Relator da ação penal que apura uma trama golpista voltada a impedir a posse do resultado eleitoral de 2022, Moraes também votou pela condenação de outros sete ex-integrantes do alto escalão do governo Bolsonaro.
“O líder da organização [Bolsonaro], exercendo cargo de chefe de Estado e chefe de governo da República Federativa do Brasil, uniu indivíduos de extrema confiança para a realização das ações de golpe de Estado e ruptura das instituições democráticas”, declarou Moraes ao final de seu voto, que durou cerca de cinco horas.
O ministro apresentou 13 “atos executórios” e utilizou slides para detalhar provas documentais e depoimentos que, em sua avaliação, comprovam a atuação dos réus.
Principais pontos do voto
Moraes afirmou que não há dúvidas sobre a tentativa de golpe, citando os eventos de 8 de janeiro de 2023, quando as sedes dos Três Poderes foram invadidas e depredadas.
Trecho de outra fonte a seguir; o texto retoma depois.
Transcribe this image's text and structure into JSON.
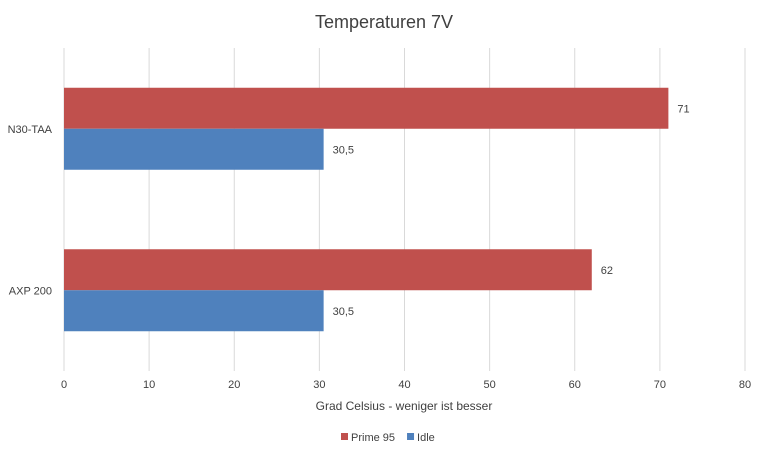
{
  "chart_data": {
    "type": "bar",
    "orientation": "horizontal",
    "title": "Temperaturen 7V",
    "xlabel": "Grad Celsius - weniger ist besser",
    "ylabel": "",
    "categories": [
      "N30-TAA",
      "AXP 200"
    ],
    "series": [
      {
        "name": "Prime 95",
        "values": [
          71,
          62
        ],
        "labels": [
          "71",
          "62"
        ],
        "color": "#c0504d"
      },
      {
        "name": "Idle",
        "values": [
          30.5,
          30.5
        ],
        "labels": [
          "30,5",
          "30,5"
        ],
        "color": "#4f81bd"
      }
    ],
    "xlim": [
      0,
      80
    ],
    "xticks": [
      0,
      10,
      20,
      30,
      40,
      50,
      60,
      70,
      80
    ],
    "grid": true,
    "legend": "bottom"
  }
}
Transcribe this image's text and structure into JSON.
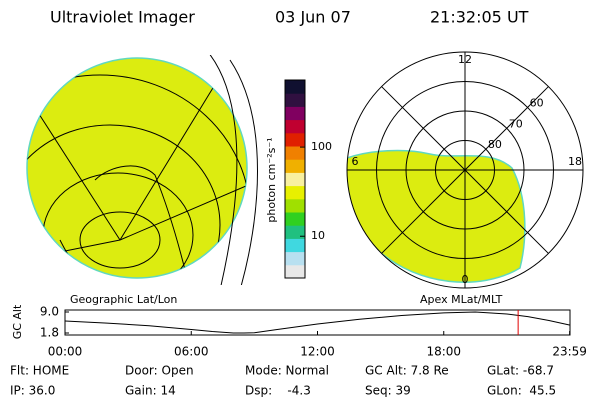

Entre as provas, ele destacou registros que remontam a 2021, quando, segundo ele, o plano golpista começou a ser articulado.
O ministro relembrou, por exemplo, o discurso de Jair Bolsonaro no 7 de setembro de 2021, no qual afirmou que só deixaria o poder “morto ou preso”. “O líder do grupo criminoso deixa claro aqui, de viva voz, de forma pública, para toda a sociedade, que jamais aceitaria uma derrota democrática nas eleições”, enfatizou.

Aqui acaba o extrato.